During my tenure with NASA, I had the privilege of working with some of the nation’s greatest minds and working with a broad spectrum of information including business data, propulsion engineering designs, and flight and telemetry data. My role eventually evolved into systems engineering and data architecture for manned space flight programs and managing complex datasets across multiple NASA projects and vendors.
Information handling requirements for these datasets were unique from project to project and vendor to vendor. Program and business analysts were concerned with reporting clear and accurate financials, manpower levels, and scheduling. Project engineers were concerned about defining clear system requirements and designing hardware to meet those requirements. Quality engineers and test engineers were responsible for developing testing methods and carrying out those tests on hardware and software components.
Configuration managers were concerned with ensuring that the hardware lifecycle was being followed and maintaining integrity of system design through operations and disposal. These datasets were stored across numerous disparate systems until sign-off on hardware and software deliverables occurred. NASA’s internal teams and vendors alike would also provide Acceptance Data Packages, also known as ADP’s, at delivery and sign-off. Each had a unique set of handling requirements at various times depending on system maturity and scope of the user audience.
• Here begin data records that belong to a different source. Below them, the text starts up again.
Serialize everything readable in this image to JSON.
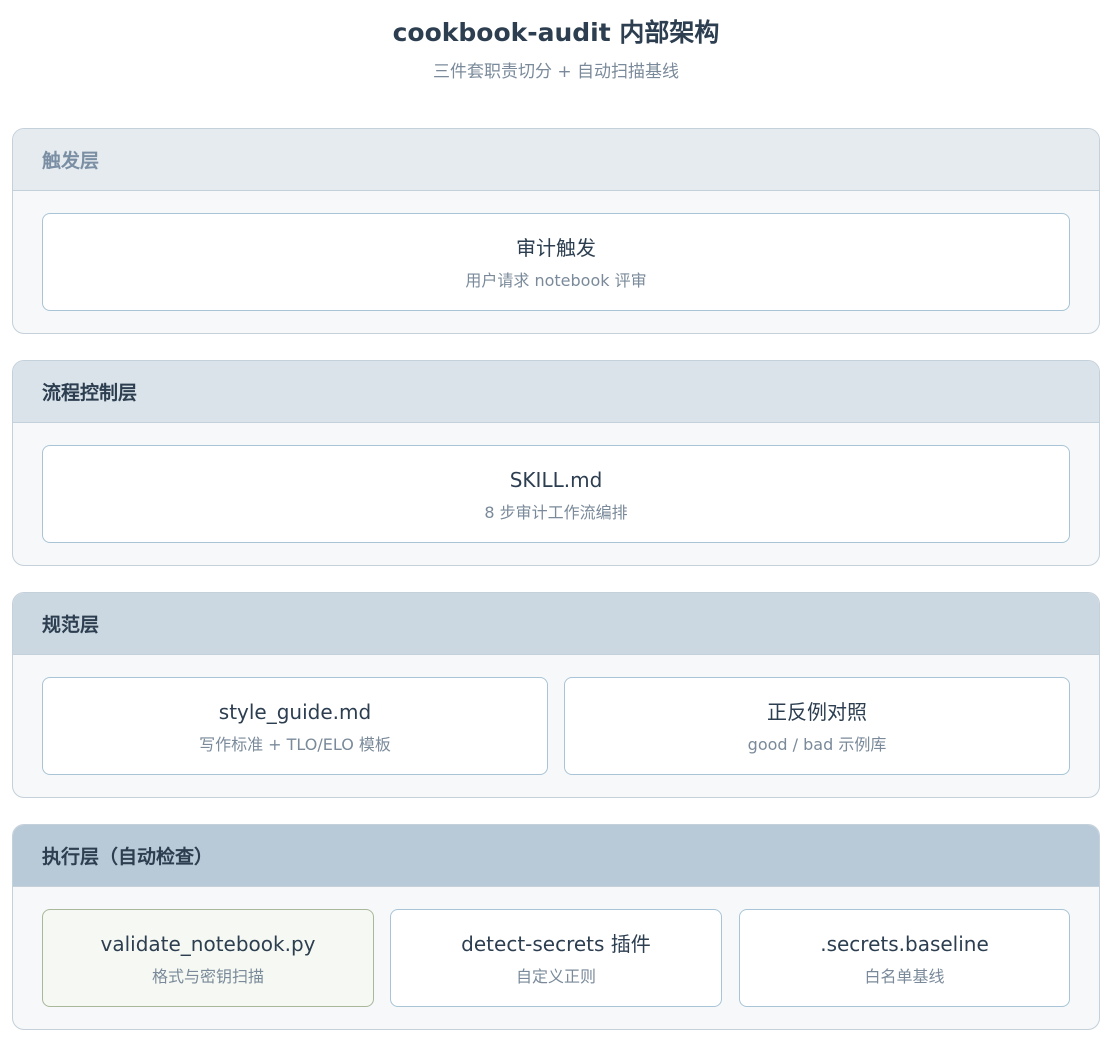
{
  "title": "cookbook-audit 内部架构",
  "subtitle": "三件套职责切分 + 自动扫描基线",
  "layers": [
    {
      "label": "触发层",
      "header_bg": "#e6ebf0",
      "header_color": "#7a8fa3",
      "nodes": [
        {
          "title": "审计触发",
          "sub": "用户请求 notebook 评审"
        }
      ]
    },
    {
      "label": "流程控制层",
      "header_bg": "#dae3ea",
      "header_color": "#2c3e50",
      "nodes": [
        {
          "title": "SKILL.md",
          "sub": "8 步审计工作流编排"
        }
      ]
    },
    {
      "label": "规范层",
      "header_bg": "#ccd8e1",
      "header_color": "#2c3e50",
      "nodes": [
        {
          "title": "style_guide.md",
          "sub": "写作标准 + TLO/ELO 模板"
        },
        {
          "title": "正反例对照",
          "sub": "good / bad 示例库"
        }
      ]
    },
    {
      "label": "执行层（自动检查）",
      "header_bg": "#b8cad7",
      "header_color": "#2c3e50",
      "nodes": [
        {
          "title": "validate_notebook.py",
          "sub": "格式与密钥扫描"
        },
        {
          "title": "detect-secrets 插件",
          "sub": "自定义正则"
        },
        {
          "title": ".secrets.baseline",
          "sub": "白名单基线"
        }
      ]
    }
  ]
}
Throughout these product lifecycles, each team and vendor developed concepts, designs, and testing methods that were often patented materials or processes or contained trade secrets of a proprietary nature. Many of these were often business critical and even subject to compliance requirements and export control regulations such as the International Traffic in Arms (ITAR) act. As a data architect, it was my responsibility to ensure information systems met the data handling and information security requirements for safeguarding this enterprise knowledge.
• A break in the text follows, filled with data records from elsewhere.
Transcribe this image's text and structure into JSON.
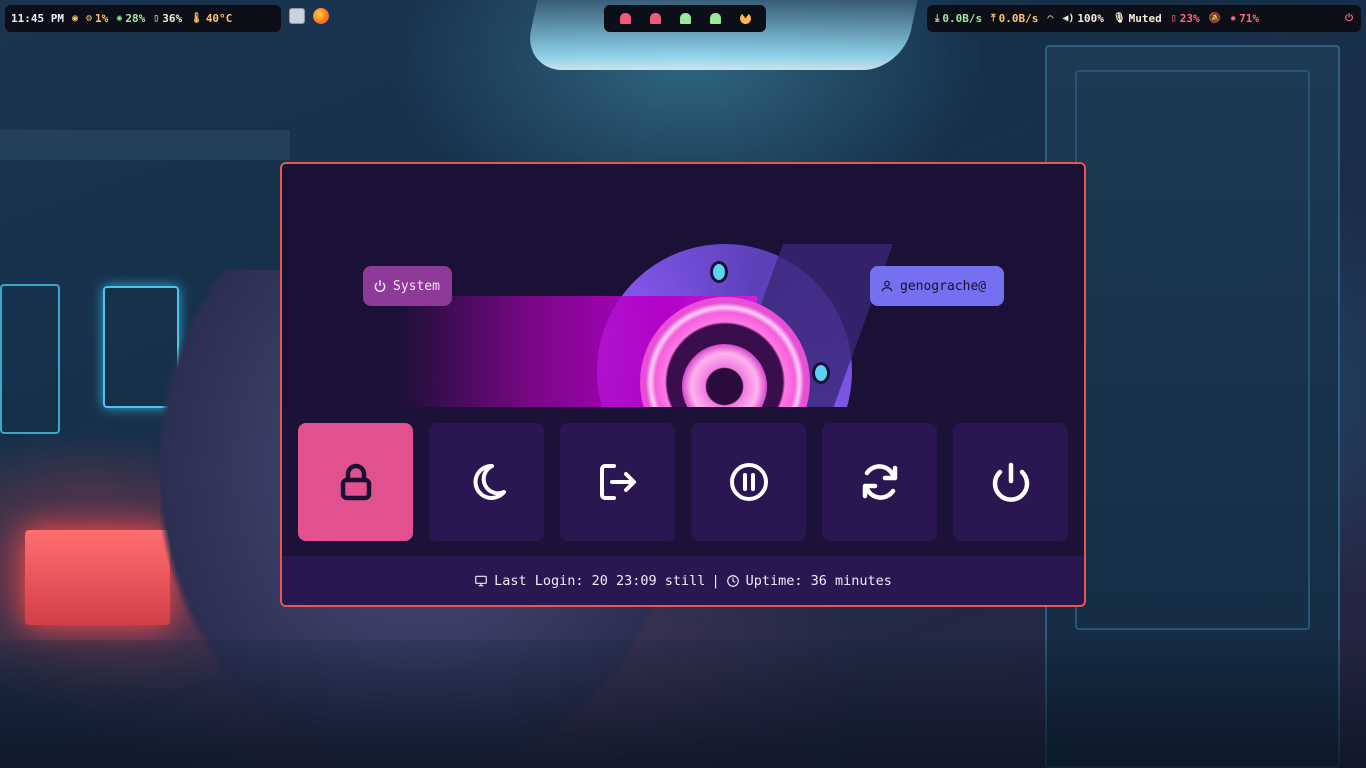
{
  "top_bar": {
    "left": {
      "time": "11:45 PM",
      "cpu": "1%",
      "memory": "28%",
      "disk": "36%",
      "temperature": "40°C",
      "apps": [
        "files",
        "firefox"
      ]
    },
    "workspaces": [
      {
        "icon": "ghost-icon",
        "color": "#f05a78"
      },
      {
        "icon": "ghost-icon",
        "color": "#f05a78"
      },
      {
        "icon": "ghost-icon",
        "color": "#9ee89e"
      },
      {
        "icon": "ghost-icon",
        "color": "#9ee89e"
      },
      {
        "icon": "pacman-icon",
        "color": "#ffb84d"
      }
    ],
    "right": {
      "download": "0.0B/s",
      "upload": "0.0B/s",
      "volume": "100%",
      "mic": "Muted",
      "battery": "23%",
      "brightness": "71%"
    }
  },
  "power_menu": {
    "system_label": "System",
    "user_label": "genograche@",
    "buttons": [
      {
        "action": "lock",
        "icon": "lock-icon",
        "active": true
      },
      {
        "action": "suspend",
        "icon": "moon-icon",
        "active": false
      },
      {
        "action": "logout",
        "icon": "logout-icon",
        "active": false
      },
      {
        "action": "hibernate",
        "icon": "pause-icon",
        "active": false
      },
      {
        "action": "reboot",
        "icon": "refresh-icon",
        "active": false
      },
      {
        "action": "shutdown",
        "icon": "power-icon",
        "active": false
      }
    ],
    "footer": {
      "last_login": "Last Login: 20 23:09 still",
      "separator": "|",
      "uptime": "Uptime: 36 minutes"
    }
  },
  "colors": {
    "border_accent": "#e8584f",
    "active_button": "#e1518f",
    "button_bg": "#2a1650",
    "user_chip": "#7570f0",
    "system_chip": "#8e3a98"
  }
}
The safeguarding of intellectual property is an on-going process consisting of risk management, data identification and classification, data availability and security, and compliance monitoring. Organizations using SharePoint often provide users with an information architecture that initially seems well thought out and deliberate, yet over time these users have been allowed the freedom to collaborate and place data anywhere access controls have allowed where governance cannot be enforced. The placement of this data results in the spillage of trade secrets, sensitive data, or proprietary knowledge to unintended audiences putting corporate knowledge and brand at risk to industry competition and the public.
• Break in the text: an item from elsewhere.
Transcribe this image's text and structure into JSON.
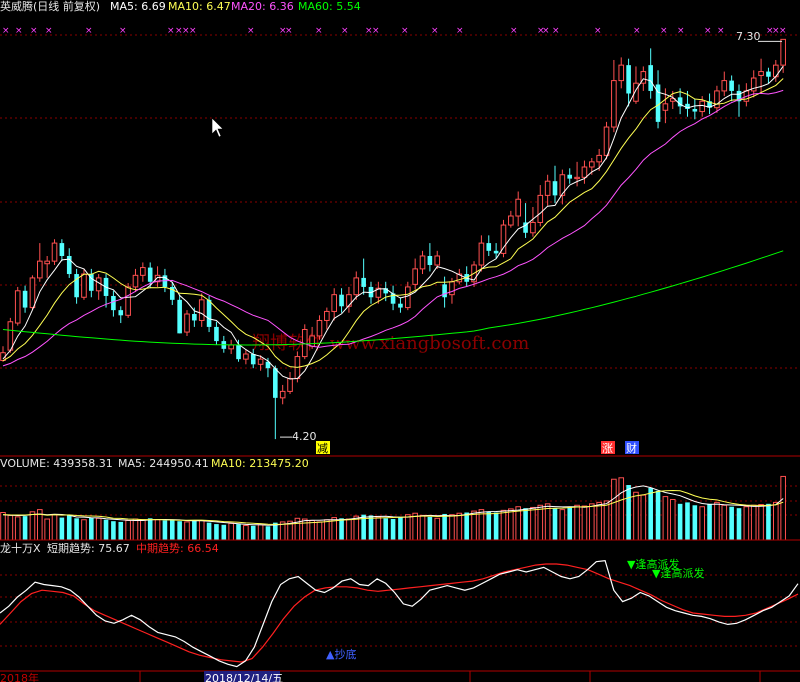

To ensure compliance with organizational policies and regulations, organizations must first understand their environment and identify data management risks associated with their environment. This includes information types, locations, users, and access privileges. Next the organization must assess the content within their SharePoint environment through either manual observation or automated testing. While manual testing techniques often identify significant issues with content, it is also prone to human error. Automated testing can be used to test content according to predefined rulesets, these rulesets should be customized according to the organization’s needs. Specialized skillsets can be used in conjunction with automated testing to provide a comprehensive evaluation of your SharePoint environment. This should be followed by understanding not just the findings, but understanding the factors that contributed to the findings and developing mitigation strategies to ensure compliance requirements are met going forward. Once a compliance program is in place, monitoring should be an ongoing process to ensure safeguards are in place to protect your organization’s valuable intellectual property.